Sendek recruited Mark Pope when he was in high school and originally stayed home to play at Washington before later transferring to Kentucky. He said even today he was not surprised when Pope opted to leave medical school to start a college coaching career.

“There are so many stories like that in coaching where this thing just kind of gets in your system and you follow your heart. Obviously Mark would have been a tremendous doctor. He is so bright. He is so caring, but he has also turned out to be a great basketball coach,” Sendek said. “But my first recollection of Mark as a young man was that he was a young gentleman, he was very bright, very engaging, but more than anything just a really nice person.”
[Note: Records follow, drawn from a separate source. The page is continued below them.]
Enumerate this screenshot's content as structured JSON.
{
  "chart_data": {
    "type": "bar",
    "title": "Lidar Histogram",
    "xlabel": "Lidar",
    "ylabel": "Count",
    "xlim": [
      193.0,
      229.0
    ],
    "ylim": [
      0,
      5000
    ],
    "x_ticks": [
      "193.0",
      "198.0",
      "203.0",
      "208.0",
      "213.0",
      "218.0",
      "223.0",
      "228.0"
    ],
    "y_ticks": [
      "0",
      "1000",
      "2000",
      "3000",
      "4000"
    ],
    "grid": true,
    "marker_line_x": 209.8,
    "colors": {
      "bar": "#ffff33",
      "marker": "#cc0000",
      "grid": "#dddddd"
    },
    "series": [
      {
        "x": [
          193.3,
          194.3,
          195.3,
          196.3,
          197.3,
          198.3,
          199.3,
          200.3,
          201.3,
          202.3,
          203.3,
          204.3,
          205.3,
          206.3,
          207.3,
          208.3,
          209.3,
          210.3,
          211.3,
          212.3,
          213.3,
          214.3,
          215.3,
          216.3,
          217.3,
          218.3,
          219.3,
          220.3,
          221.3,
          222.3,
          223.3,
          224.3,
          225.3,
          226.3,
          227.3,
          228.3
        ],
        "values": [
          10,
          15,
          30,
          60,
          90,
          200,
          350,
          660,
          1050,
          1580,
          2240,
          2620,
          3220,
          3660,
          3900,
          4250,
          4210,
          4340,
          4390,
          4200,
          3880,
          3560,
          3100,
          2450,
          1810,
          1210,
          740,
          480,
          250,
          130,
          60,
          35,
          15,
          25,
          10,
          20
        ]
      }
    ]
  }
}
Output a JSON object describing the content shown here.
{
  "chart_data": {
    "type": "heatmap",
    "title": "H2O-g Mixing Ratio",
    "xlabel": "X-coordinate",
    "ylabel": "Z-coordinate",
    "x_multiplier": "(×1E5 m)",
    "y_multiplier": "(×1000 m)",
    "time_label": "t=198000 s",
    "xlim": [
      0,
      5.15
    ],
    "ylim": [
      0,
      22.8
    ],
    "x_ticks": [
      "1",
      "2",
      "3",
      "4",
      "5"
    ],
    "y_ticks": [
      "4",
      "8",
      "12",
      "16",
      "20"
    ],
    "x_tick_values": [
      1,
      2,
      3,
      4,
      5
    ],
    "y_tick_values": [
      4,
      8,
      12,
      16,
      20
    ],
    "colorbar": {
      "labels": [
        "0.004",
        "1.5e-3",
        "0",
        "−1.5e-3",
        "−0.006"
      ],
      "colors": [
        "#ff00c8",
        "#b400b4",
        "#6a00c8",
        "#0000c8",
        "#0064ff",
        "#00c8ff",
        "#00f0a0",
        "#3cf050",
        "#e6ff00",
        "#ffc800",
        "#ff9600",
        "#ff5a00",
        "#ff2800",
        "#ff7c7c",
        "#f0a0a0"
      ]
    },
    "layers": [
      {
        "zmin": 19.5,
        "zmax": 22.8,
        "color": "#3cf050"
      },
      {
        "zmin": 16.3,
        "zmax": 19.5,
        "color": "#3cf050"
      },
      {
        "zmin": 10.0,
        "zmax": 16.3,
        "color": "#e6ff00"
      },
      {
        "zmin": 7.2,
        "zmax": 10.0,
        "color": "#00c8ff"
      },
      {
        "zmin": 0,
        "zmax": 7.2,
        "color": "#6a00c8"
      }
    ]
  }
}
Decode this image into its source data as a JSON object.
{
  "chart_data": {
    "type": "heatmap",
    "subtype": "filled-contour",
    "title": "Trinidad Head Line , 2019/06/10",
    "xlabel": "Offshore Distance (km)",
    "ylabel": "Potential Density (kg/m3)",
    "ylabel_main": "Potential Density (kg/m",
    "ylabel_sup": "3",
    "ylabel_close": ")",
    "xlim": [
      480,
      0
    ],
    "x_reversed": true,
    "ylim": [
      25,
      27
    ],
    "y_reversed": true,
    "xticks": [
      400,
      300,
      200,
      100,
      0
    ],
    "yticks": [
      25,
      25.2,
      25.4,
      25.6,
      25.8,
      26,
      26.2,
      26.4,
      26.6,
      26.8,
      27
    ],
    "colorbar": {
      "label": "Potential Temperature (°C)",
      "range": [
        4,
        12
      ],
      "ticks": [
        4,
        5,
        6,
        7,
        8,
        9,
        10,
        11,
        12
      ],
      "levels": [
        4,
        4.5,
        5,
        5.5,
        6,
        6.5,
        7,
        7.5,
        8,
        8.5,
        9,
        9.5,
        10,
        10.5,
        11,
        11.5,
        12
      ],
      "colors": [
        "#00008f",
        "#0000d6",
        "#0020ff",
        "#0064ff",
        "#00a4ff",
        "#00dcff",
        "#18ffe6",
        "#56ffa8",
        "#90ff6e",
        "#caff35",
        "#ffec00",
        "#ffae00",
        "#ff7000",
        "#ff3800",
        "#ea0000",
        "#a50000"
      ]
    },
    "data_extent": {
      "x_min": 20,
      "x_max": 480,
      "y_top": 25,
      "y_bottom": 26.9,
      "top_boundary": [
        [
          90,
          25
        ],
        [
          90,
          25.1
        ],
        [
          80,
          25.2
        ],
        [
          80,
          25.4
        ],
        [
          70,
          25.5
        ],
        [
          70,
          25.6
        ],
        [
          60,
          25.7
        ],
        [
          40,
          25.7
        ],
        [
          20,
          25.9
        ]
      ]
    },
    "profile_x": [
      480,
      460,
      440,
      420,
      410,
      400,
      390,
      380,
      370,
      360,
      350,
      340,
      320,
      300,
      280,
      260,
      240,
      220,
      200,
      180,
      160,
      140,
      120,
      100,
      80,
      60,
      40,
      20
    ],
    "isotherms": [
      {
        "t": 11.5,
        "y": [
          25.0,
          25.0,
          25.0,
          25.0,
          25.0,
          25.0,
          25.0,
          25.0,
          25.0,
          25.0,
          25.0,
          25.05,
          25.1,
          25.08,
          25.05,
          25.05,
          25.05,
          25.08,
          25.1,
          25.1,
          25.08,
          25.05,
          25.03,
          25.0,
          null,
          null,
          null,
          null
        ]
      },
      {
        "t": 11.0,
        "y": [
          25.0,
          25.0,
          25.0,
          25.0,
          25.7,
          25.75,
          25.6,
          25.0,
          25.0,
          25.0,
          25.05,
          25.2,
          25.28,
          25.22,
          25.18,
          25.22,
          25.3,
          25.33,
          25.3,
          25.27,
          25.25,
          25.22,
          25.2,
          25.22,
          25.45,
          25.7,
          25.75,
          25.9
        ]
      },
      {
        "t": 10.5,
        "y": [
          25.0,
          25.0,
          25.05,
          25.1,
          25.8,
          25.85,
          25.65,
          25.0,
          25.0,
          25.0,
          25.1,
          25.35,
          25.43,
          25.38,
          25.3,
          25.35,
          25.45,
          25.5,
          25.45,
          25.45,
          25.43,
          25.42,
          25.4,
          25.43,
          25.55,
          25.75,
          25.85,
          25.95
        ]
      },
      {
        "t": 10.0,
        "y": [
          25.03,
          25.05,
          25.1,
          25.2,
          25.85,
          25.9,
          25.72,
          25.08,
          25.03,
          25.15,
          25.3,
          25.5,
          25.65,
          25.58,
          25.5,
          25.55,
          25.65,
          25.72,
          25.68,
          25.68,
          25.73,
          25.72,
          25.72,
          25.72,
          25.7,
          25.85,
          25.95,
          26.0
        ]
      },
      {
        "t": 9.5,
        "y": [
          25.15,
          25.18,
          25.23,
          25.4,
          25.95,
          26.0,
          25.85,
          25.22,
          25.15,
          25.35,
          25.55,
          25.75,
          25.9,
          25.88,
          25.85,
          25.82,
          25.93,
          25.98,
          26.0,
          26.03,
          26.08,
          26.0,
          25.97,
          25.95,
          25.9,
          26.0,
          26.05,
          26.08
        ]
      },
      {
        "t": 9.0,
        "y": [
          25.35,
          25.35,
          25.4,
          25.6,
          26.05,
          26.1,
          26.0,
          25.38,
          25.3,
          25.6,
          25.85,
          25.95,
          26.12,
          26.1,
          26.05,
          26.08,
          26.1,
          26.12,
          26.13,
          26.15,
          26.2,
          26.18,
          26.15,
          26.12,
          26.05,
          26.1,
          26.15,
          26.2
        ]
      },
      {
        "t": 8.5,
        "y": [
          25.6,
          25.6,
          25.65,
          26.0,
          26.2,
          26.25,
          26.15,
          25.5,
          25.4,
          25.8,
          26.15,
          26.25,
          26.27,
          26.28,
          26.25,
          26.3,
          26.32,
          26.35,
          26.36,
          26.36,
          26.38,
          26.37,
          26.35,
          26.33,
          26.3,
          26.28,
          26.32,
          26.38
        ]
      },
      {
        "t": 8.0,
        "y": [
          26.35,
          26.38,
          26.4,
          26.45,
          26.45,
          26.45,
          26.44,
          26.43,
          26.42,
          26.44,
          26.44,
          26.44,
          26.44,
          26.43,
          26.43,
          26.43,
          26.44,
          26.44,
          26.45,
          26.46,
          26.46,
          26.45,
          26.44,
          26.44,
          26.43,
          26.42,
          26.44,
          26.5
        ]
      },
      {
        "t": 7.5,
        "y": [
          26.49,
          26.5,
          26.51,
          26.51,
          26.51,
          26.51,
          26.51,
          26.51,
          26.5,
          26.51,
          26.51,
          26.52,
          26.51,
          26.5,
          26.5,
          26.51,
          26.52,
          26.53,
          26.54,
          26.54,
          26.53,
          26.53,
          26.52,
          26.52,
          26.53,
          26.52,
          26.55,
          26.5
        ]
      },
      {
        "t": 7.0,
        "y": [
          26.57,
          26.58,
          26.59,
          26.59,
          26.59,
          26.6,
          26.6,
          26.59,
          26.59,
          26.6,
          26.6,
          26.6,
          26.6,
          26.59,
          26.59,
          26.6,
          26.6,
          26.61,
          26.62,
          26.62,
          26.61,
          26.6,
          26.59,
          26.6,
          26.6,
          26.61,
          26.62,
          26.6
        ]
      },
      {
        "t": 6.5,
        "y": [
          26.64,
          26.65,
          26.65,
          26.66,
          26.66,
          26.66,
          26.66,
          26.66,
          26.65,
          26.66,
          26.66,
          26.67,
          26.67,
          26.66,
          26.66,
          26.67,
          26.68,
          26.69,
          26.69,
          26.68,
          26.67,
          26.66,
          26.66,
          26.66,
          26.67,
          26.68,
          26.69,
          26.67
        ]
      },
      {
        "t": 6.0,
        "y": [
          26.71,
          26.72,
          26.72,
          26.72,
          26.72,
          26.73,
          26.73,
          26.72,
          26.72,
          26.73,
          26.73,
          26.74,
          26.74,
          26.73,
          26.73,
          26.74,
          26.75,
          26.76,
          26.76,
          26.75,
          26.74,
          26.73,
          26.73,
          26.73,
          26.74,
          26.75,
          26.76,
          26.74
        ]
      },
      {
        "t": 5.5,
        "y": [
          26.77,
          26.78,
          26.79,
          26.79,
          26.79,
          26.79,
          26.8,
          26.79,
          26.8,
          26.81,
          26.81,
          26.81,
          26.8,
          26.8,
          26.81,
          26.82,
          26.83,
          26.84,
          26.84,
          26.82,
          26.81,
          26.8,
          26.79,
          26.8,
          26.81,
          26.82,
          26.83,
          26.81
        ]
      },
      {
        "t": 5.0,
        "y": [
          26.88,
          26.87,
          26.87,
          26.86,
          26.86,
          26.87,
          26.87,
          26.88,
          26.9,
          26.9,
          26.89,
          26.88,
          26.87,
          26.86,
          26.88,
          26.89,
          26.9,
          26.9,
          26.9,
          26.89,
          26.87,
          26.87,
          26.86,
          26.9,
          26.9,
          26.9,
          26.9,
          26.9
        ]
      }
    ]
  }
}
Sendek emphasized his fondest memory of his time in Lexington was getting his wife, Melanie, a 1980 Boyle County High School graduate.

“Coach Pitino actually played cupid and set my wife and I up, and sure enough, 30-some years later, we are here. So that would be memory number one (memory of Lexington),” he said.  “And then the second thing is, once again, just some great relationships, with the players, people in the community, even this week, had a chance to reconnect with a couple friends from the Lexington area.

“But that four years was just, I mean, it was magic. Coach Pitino often refers to Kentucky as Camelot. And there’s a lot of truth to that. It is not like that everywhere else. If any of you are native Kentuckians and that is your sole experience, I assure you Big Blue Nation is one of a kind.”